Ideally we would patch tesseract to directly take anti-aliasing into account during outline recognition, but instead it seem that just scaling the image up before thresholding allows this information to be preserved until the outline extraction step.

Result: This provides the bulk of the improvement in error rate, bringing it down from 8.3% to 1.2%.

There are many image scaling algorithms. I tested against all the algorithms available in imagemagick at 2×, 3× and 4× scaling factor:

Bartlett
Blackman
Bohman
Box
Catrom
Cosine
Cubic
Gaussian
Hamming
Hanning
Hermite
Jinc
Kaiser
Lagrange
Lanczos
LanczosSharp
Lanczos2
Lanczos2Sharp
Mitchell
Parzen
Point
Quadratic
Robidoux
RobidouxSharp
Sinc
SincFast
Spline
Triangle
Welsh

To cut a long story short the best algorithm is “Triangle” at 3× scaling. This turns out to be bilinear scaling which conveniently is the default interpolation mode used by OpenCV’s resize function (cv2.INTER_LINEAR).

3× worked better than 2× or 4× scaling. My theory is that this is because each pixel becomes 9 pixels (3×3) the sampling point in the middle can stay the same. This theory is unsubstantiated speculation however.

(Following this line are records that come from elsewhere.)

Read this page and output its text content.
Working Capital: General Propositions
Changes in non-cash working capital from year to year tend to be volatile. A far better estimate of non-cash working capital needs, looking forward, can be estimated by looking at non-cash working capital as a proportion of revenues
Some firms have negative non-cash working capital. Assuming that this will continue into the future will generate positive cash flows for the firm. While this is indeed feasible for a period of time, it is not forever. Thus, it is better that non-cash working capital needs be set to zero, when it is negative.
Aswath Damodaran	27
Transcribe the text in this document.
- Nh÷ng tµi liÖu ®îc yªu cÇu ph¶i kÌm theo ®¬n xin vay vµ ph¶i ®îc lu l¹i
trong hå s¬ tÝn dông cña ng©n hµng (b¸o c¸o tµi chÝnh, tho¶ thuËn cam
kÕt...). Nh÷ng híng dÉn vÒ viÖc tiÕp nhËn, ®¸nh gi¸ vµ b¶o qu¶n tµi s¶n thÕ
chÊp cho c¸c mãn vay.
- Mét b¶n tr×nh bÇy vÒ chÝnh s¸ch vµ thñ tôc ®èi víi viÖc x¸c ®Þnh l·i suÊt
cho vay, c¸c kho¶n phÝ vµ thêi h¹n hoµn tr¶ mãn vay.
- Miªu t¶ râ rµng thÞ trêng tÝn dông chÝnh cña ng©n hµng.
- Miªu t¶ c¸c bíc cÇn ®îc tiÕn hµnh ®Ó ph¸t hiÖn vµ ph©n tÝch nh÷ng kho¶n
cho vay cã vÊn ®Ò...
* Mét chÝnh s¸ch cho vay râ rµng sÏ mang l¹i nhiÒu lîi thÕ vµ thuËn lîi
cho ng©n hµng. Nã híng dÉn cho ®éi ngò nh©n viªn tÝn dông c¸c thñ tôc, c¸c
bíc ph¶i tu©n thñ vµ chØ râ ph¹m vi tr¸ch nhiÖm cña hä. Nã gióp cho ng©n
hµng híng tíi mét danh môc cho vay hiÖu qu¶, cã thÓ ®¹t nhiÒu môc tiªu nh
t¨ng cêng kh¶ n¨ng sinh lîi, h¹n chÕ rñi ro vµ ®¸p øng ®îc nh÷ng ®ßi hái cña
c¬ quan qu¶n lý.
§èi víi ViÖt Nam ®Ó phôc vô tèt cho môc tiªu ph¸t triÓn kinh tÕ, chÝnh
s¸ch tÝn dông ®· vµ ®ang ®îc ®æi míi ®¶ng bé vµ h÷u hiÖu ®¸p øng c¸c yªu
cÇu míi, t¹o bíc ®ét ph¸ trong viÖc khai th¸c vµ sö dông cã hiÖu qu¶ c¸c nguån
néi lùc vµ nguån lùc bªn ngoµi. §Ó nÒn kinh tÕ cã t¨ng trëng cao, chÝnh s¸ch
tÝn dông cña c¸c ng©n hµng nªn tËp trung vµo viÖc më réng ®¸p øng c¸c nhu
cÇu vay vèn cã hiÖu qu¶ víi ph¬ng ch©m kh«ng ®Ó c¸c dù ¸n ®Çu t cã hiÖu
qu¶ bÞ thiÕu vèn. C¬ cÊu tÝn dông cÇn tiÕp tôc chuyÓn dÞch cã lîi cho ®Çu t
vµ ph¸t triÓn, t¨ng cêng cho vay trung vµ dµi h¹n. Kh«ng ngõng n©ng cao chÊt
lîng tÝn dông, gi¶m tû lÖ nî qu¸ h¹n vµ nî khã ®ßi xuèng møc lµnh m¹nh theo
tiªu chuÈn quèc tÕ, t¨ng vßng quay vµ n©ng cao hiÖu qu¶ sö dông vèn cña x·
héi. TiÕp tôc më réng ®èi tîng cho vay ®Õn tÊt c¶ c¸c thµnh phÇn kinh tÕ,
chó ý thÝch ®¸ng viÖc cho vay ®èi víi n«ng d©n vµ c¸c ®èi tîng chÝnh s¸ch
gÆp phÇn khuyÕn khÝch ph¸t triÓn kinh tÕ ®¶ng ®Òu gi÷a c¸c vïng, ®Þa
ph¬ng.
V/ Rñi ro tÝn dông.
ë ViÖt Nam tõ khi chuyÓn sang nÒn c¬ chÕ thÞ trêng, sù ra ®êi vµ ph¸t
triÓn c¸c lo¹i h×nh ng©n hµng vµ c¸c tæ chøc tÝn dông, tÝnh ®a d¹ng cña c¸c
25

Perhaps someone with a greater understanding of re-sampling can explain this?

Sharpening

The theory is that h264 encoding (such as performed by the TeradeK VidiU or the Hauppauge HD-PVR) causes some blurring. The sharpening is intended to make the edges of the words sharper in the hope that tesseract’s thresholding algorithm will then be able to do a better job.

Result: This had a small negative effect.

Results

With scaling and ligature and punctuation normalisation the error rate drops from 8.3% to 0.65%. This is a improvement of 12×. An extract of the full results is included below:

Configuration	Error Count	Error rate
Default	523 / 6278	8.33%
Normalising Punctuation	506 / 6278	8.06%
3× Scaling	78 / 6278	1.24%
Scaling and Replacing Ligatures	56 / 6278	0.89%
Scaling and Replacing Punctuation	63 / 6278	1.00%
Replacing Ligatures	492 / 6278	7.83%
Replacing Punctuation	506 / 6278	8.06%
Default training plus training on FS Me	516 / 6278	8.21%
Training on FS Me font	696 / 6278	11.09%
Scaling and Replacing Ligatures and Punctuation	41 / 6278	0.65%

Full results with example output can be found here.

Admittedly this is all a little unscientific. Further testing with different text would be required to estimate error bars on the above measurements but I believe this is conclusive enough to justify the improvements to stb-tester.

Thanks

Thanks to YouView for sponsoring this effort.